Muhammad Almer Sidqi
7 Maret 2025, 07.36
Button AI SummarizeBuat ringkasan dengan AI

Kementerian Pekerjaan Umum (PU) terpaksa membatalkan sejumlah proyek infrastruktur. Ini menyusul pemangkasan anggaran belanja APBN 2025 yang dicanangkan Presiden Prabowo Subianto. Anggaran kementerian yang dipimpin Dody Hanggodo ini dipangkas Rp60,4 triliun atau 54,5% dari anggaran awal. Sekaligus yang terbesar dibandingkan kementerian/lembaga (K/L) lain.

Dalam rapat kerja dengan Komisi V DPR, 6 Februari lalu, Menteri PU Dody Hanggodo mengatakan, sejumlah proyek yang dibatalkan mencakup pembangunan bendungan, rehabilitasi irigasi, pengendali banjir, jembatan gantung, dan perawatan jalan. Semuanya merupakan proyek penting dan beririsan langsung dengan pendanaan infrastruktur publik. 

Dengan anggaran yang ada, kementerian terpaksa memprioritaskan tiga proyek utama: satu pembangunan bendungan (dari 14 bendungan); merehabilitasi 16 ribu hektare irigasi (dari 29 ribu hektare); dan pembangunan fasilitas pengendali banjir sepanjang 11 kilometer (dari 19 kilometer). 

Sektor konstruksi merupakan salah satu kontributor Produk Domestik Bruto (PDB) terbesar, Badan Pusat Statistik (BPS) mencatat sektor ini berkontribusi sekitar 10,3% sepanjang 2019-2024. Salah satunya ditopang oleh belanja modal pemerintah untuk gedung, jalan, irigasi, dan jaringan. 

Menurut Kepala Pusat Makroekonomi dan Keuangan Institute for Development of Economics and Finance (Indef) M. Rizal Taufikurahman, pemangkasan akan menekan kontribusi belanja negara terhadap pertumbuhan PDB yang selama ini berkisar 7%-9%.

Menurut Haryo Kuncoro dan Daniel Pambudi dalam “The Economic Impact of Government Spending Cut: The Case of Indonesia” (2014), opsi pemangkasan anggaran demi stabilitas ekonomi memang kerap dilakukan di beberapa negara saat kondisi fiskalnya sedang tertekan. Opsi ini biasa dipertimbangkan selain opsi perpajakan. Kendati begitu, kebijakan ini tidak mudah untuk dilakukan dan bisa memiliki dampak berbeda-beda.

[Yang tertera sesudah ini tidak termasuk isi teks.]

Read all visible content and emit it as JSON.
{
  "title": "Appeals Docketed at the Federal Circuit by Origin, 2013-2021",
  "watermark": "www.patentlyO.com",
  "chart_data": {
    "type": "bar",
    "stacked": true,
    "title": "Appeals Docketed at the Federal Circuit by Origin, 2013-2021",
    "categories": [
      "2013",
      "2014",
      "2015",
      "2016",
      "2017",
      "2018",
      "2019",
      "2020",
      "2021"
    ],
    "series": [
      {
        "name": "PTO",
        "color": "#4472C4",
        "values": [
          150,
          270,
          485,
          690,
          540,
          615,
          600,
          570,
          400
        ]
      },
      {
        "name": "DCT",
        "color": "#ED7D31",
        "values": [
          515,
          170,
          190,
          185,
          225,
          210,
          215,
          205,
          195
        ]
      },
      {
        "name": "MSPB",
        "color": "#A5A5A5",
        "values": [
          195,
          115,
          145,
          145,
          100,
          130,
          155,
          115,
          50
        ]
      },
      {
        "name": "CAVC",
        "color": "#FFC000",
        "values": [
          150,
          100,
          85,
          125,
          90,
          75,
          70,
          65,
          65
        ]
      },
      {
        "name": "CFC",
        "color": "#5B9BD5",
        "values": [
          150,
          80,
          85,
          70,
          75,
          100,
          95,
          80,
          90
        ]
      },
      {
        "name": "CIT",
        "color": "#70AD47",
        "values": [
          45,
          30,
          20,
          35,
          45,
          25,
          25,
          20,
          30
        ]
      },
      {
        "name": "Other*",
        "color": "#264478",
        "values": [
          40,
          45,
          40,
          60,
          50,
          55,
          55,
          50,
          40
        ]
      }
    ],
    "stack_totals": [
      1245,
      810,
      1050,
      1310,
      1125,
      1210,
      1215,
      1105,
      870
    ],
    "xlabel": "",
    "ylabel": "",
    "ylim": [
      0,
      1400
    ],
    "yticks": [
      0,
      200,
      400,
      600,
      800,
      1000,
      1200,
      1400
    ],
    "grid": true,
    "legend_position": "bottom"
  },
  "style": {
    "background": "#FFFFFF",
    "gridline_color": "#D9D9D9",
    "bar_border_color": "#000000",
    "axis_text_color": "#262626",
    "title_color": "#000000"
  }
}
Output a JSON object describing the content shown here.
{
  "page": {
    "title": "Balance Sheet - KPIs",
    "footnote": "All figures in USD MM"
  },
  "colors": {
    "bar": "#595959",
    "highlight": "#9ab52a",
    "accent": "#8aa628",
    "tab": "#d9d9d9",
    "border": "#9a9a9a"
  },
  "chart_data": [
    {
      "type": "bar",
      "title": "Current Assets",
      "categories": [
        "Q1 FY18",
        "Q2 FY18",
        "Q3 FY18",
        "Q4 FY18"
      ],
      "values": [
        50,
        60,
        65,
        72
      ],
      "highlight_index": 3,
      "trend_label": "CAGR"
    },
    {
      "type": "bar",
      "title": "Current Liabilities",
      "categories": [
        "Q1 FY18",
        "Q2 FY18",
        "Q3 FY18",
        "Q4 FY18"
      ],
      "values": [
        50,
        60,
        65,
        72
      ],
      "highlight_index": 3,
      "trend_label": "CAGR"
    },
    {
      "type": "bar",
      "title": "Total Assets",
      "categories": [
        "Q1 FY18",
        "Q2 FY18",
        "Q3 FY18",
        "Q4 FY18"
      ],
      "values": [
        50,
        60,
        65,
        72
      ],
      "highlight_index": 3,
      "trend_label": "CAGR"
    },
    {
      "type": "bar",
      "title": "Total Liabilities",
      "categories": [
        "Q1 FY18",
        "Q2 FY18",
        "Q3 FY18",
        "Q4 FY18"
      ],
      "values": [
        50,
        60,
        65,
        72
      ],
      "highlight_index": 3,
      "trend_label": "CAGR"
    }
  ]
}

Secara makro, pemangkasan anggaran bisa sukses menurunkan rasio utang terhadap PDB jika digabungkan dengan kebijakan-kebijakan lainnya, seperti deregulasi dan reformasi pajak yang bisa meningkatkan partisipasi tenaga kerja. Akan tetapi, penelitian yang sama juga mendapati bahwa penurunan 1% belanja pemerintah bisa menurunkan 0,072% konsumsi rumah tangga, penurunan tenaga kerja 0,053%, hingga berdampak pada penurunan PDB sebesar 0,008%.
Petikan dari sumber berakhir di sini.